News of the Day, Thursday, April 26, 2007

  • As we consider victims in the crim just process and the politics of it all, keep in mind this article on how rape victims face opposition in getting emergency contraception at public hospitals, opposition which will use “crime victims” as their major weapon to hammer in more prisons in every corr sent reform debate. People serious about crime victims don’t require them to pass an ideological test before the victims are allowed to reconstruct their lives.
  • A call for the US to renounce its “addiction to violence” here.
  • Details of the latest CA deal between the gov and legis on prisons. No sentencing commission at this point, though. I'm not sure it is wise to sever this from the proposed sent comm. WI did the same thing, as Joe Fontaine has been documenting here, doing the cost-exorbitant thing without ensuring that the possibly cost-effective thing will even happen. And, if it does happen, it will not be linked to the momentum and rationale of this policy decision structurally or cognitively, making it easier for commission opponents to argue that the eventual commission’s role isn’t as vital or as tightly linked to the crisis there as it clearly is at this moment. That, again, is what happened in WI and that commission is on the verge of disappearing. The precedent isn’t a good one who hope for effective action in CA.
  • I’m sorry but I wish I had a dollar for every “marijuana is stronger now” and “Baby Boomers don’t realize that it’s not their old pot” story that DC has cranked out in the last 2-3 decades. Here’s the latest one, featuring, surprise, that increasingly irrelevant Walters guy. Tell me again—how much stronger is this super pot than the crack, heroin, and meth that are actually killing people and could have more people and resources put on them if we didn’t keep spending money and time on finding out that this joint is stronger than Dad’s was???
  • Couple of Britain stories, one on how meth is beginning to show up there (and looks like Actifed will be disappearing soon) and one on the nation's latest crime stats (which, like us, show that some offenses seem to go up even when overall numbers go down). Thought this part was interesting: robberies are up but primarily due to people getting their cell phones ripped off on the street. But here's the good part. They aren't talking about longer sentences (much anyway) but doing things like working with the phone companies to get those stolen phones shut off as soon as possible, which might just detract from the offense as much as or more than the prospect of a couple of more years in prison, which apparently isn't deterring much as it is.
  • Teri Carns in AK (Alaska, not Arkansas) brings up this story on the high post-incarceration death rates of former inmates and links it to what they're finding in her state: Here's what apparently happens to some of our defendants after they're released from incarceration (note that this study showed that 9.9% of the inmates died over a follow-up period of 6.5 years).
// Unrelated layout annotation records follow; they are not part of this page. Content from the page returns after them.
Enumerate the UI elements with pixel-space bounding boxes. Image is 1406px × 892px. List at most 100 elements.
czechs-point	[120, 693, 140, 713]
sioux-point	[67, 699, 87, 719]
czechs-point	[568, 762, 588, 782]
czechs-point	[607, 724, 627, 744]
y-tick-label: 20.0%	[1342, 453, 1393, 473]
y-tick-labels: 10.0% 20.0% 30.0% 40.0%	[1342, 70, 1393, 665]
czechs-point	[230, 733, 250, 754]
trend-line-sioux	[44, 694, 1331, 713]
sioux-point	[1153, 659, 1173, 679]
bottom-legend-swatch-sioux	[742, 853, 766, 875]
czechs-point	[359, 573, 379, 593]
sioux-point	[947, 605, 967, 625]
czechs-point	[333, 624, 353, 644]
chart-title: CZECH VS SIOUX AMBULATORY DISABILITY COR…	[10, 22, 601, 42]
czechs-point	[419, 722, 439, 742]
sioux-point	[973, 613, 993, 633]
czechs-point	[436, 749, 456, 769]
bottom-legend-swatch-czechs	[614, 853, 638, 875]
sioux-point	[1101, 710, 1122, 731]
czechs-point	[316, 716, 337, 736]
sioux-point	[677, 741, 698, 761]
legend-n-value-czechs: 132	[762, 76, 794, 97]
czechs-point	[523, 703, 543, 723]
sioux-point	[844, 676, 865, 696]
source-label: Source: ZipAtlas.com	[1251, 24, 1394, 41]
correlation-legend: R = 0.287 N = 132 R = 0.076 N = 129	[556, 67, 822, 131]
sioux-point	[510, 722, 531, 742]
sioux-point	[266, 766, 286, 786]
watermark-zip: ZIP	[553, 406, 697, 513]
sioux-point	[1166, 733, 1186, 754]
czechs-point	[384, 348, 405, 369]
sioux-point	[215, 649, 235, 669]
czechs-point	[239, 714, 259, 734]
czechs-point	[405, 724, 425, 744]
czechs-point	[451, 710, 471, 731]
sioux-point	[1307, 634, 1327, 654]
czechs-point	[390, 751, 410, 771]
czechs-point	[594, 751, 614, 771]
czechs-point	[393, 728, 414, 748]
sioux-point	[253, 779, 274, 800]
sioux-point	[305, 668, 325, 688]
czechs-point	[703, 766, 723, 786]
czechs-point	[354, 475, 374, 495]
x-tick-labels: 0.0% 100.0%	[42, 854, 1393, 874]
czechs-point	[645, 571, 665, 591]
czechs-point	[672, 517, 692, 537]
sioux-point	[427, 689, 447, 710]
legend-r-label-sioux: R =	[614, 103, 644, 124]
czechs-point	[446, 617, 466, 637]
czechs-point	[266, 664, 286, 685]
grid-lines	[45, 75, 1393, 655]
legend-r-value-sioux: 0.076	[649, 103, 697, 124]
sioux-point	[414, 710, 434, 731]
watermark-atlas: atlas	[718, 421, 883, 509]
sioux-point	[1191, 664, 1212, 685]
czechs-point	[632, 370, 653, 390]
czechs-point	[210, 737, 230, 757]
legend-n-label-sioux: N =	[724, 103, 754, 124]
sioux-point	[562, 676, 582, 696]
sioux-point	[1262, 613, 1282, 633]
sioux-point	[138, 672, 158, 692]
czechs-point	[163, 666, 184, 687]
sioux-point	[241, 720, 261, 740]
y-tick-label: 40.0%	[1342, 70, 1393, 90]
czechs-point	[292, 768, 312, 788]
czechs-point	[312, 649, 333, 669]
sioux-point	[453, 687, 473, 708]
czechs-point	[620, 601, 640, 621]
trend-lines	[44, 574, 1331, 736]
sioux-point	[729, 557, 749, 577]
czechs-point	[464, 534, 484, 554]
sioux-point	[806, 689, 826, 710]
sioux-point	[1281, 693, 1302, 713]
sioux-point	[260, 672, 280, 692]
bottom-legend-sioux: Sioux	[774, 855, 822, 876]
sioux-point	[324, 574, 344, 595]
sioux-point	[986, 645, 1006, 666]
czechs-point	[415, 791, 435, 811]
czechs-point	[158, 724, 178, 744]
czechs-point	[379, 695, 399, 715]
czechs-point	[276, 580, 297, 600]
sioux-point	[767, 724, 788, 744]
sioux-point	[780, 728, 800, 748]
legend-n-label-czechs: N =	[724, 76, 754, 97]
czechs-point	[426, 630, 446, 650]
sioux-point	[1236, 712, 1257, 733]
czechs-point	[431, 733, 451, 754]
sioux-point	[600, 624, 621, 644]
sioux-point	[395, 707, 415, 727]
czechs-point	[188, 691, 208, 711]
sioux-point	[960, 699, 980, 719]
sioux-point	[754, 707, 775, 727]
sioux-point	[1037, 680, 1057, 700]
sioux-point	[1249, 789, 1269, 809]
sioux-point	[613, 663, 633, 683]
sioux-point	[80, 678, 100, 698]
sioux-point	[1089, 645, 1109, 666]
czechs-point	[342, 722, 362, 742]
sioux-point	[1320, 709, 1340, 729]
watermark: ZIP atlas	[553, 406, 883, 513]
We lost 12 in a period of three years, out of a group of 1,934, or 6%; with the longer followup, our figures may not have been a lot different). The 12 people doesn't seem like a lot, but compared to other similar people, it may be high. Sounds like the main reaons are drug overdoses, and chronic diseases (e.g., Hepatitis C and AIDS). I thought it was interesting, partly in the context of explaining why there's such a sharp dropoff in crime commission after entering in to one's 40s - they're too sick, by that time, to get into trouble. Thanks for the note, Teri.
  • Research is finding that bringing their mothers into the therapy will help the children of domestic violence more than leaving them out.
  • And research on morphine indicates that these kinds of drugs block the brain's ability to strengthen synapses during learning and memory processes and "may provide a target for treatments of opiod addiction."
  • They're still trying to decide whether to pay for roads or judges in CO. Most of the "law and order" folks are for roads winning, btw. So much for that "certainty of punishment" thing.
  • Turns out the recent riot at the IN private prison was due in part to the AZ "visiting" inmates there not knowing the rules going in, like wearing green shirts to eat and not being able to smoke. Yet more things we learn that we never even thought of.
  • Finally, words of wisdom given to AL (Alabama, not Alaska) that really applies to the whole country. The EU ambassador visiting there said that, even with progress, the state's image internationally won't improve until they get their "excessive incarceration" and death penalty problems under control. Getting other countries to invest in your state depends greatly on whether folks from that country want to live there which depends greatly on how responsive the culture is to the likes and interests of the investing nation. Maybe business types can make folks listen where others can't.

1 comment:

rothmatisseko said...

My clients heard the IN "riot" was caused by gangs.

The story about green shirts makes the prison sound better, but to be honest I trust my guys more than their guards.